Dire Bare
Legend
Well said. Time travel has been an especially big feature of Dragonlance. Raistlin's time travel was a key element of the Dragonlance saga. There was a whole 3.5E sourcebook about time-travel in Krynn: Legends of the Twins: http://www.dmsguild.com/product/3252/Legends-of-the-Twins-35?affiliate_id=2126
Mystara has the Comeback Inn - a time machine which takes the characters to and from the Age of Blackmoor. And also The Nexus from the CM6 module, whereby the party can visit any time or alternate world.
Timetravel is, or could be, a prominent meta-setting for the D&D Multiverse.
Dragonlance is a good example, as it did introduce time travel rather early in its life as a setting theme with the Legends trilogy, and there was a short story collection that included several "what if" alternate timeline scenarios. Dragonlance did a good job using time travel as world-building in the novel series, although I'm not sure how well it was ever used in the RPG books.
The Comeback Inn from Mystara, however, is an awful example. This macguffin allows the party to travel back in time from their medieval fantasy world called Mystara to the ancient, distant past medieval fantasy world called Blackmoor. It's like traveling back in time from Greyhawk to the Forgotten Realms. I'm a huge Mystara fan, and I hated the ridiculous shoehorning in of Blackmoor into Mystara's "ancient past". Once you get past the stupid time travel element, the adventures were interesting on their own however.

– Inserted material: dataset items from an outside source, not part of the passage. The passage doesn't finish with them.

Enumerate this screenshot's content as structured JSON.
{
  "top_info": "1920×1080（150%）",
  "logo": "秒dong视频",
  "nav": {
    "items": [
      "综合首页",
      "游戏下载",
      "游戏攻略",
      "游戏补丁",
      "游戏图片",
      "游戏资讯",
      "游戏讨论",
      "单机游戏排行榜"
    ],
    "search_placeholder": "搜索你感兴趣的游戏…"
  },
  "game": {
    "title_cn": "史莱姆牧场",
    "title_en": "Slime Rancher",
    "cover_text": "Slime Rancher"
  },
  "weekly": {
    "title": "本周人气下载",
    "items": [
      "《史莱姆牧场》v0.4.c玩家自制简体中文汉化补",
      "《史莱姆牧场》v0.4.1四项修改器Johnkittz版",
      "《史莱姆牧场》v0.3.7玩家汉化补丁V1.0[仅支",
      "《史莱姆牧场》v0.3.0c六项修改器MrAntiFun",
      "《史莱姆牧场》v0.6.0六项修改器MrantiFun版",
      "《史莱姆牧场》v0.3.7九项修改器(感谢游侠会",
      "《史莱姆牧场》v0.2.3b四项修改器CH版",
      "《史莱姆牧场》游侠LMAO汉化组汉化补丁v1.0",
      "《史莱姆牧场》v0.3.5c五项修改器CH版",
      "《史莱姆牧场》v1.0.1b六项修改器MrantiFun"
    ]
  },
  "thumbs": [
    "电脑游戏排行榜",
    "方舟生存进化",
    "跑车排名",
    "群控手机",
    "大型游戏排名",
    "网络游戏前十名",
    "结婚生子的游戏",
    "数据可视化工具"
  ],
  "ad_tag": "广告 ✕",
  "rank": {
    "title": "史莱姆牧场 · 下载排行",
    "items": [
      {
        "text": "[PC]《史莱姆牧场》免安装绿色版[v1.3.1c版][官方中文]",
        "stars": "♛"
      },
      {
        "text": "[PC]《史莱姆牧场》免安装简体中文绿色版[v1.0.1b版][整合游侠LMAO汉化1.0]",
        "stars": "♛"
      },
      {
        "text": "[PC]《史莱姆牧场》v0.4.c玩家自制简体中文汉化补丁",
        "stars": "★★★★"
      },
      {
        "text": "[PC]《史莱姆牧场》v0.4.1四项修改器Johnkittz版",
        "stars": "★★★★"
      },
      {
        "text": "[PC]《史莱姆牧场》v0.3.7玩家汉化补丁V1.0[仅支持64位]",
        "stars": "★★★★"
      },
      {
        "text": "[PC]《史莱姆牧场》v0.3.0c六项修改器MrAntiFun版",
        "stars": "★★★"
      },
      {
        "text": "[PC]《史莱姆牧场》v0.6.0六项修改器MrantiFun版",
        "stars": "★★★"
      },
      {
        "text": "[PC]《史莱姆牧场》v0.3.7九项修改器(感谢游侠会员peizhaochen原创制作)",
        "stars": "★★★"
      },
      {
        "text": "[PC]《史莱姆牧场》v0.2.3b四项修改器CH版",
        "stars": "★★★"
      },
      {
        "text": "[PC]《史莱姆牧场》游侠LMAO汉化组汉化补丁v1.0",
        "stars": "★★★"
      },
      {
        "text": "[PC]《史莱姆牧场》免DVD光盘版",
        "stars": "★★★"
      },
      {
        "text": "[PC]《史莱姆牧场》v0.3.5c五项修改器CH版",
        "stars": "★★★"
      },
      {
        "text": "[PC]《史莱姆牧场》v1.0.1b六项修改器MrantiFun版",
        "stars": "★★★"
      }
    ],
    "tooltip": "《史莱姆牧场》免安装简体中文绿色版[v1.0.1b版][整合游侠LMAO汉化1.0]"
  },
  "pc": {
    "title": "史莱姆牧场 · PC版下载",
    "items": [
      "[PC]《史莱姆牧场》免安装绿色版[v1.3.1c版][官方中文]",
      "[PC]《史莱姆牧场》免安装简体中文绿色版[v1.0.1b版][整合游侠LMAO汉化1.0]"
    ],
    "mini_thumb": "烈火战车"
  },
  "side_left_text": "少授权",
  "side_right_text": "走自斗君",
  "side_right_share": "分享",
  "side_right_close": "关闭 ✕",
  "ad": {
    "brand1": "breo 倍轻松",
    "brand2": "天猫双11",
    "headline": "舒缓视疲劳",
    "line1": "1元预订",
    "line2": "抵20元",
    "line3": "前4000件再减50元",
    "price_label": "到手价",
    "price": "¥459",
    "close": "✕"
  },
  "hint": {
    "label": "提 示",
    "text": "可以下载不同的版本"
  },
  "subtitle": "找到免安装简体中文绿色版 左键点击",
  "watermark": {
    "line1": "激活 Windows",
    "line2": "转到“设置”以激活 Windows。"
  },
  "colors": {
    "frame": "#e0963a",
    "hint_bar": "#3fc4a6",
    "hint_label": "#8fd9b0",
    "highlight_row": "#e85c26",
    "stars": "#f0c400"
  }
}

The Mystara Hollow World RPG supplements at some point touched on time travel, although I don't remember much about it. I do remember the "plane of time" being described as a green river, somewhat differently than Chronomancer described it.
I liked the Chronomancer supplement from back in the day, and I can see working a time travel element into a specific adventure idea. But having time travel be a "meta-setting" or the main shtick for a campaign? No thanks. I don't think that's what Wizards is hinting at here at all, and I'd be disappointed if they were.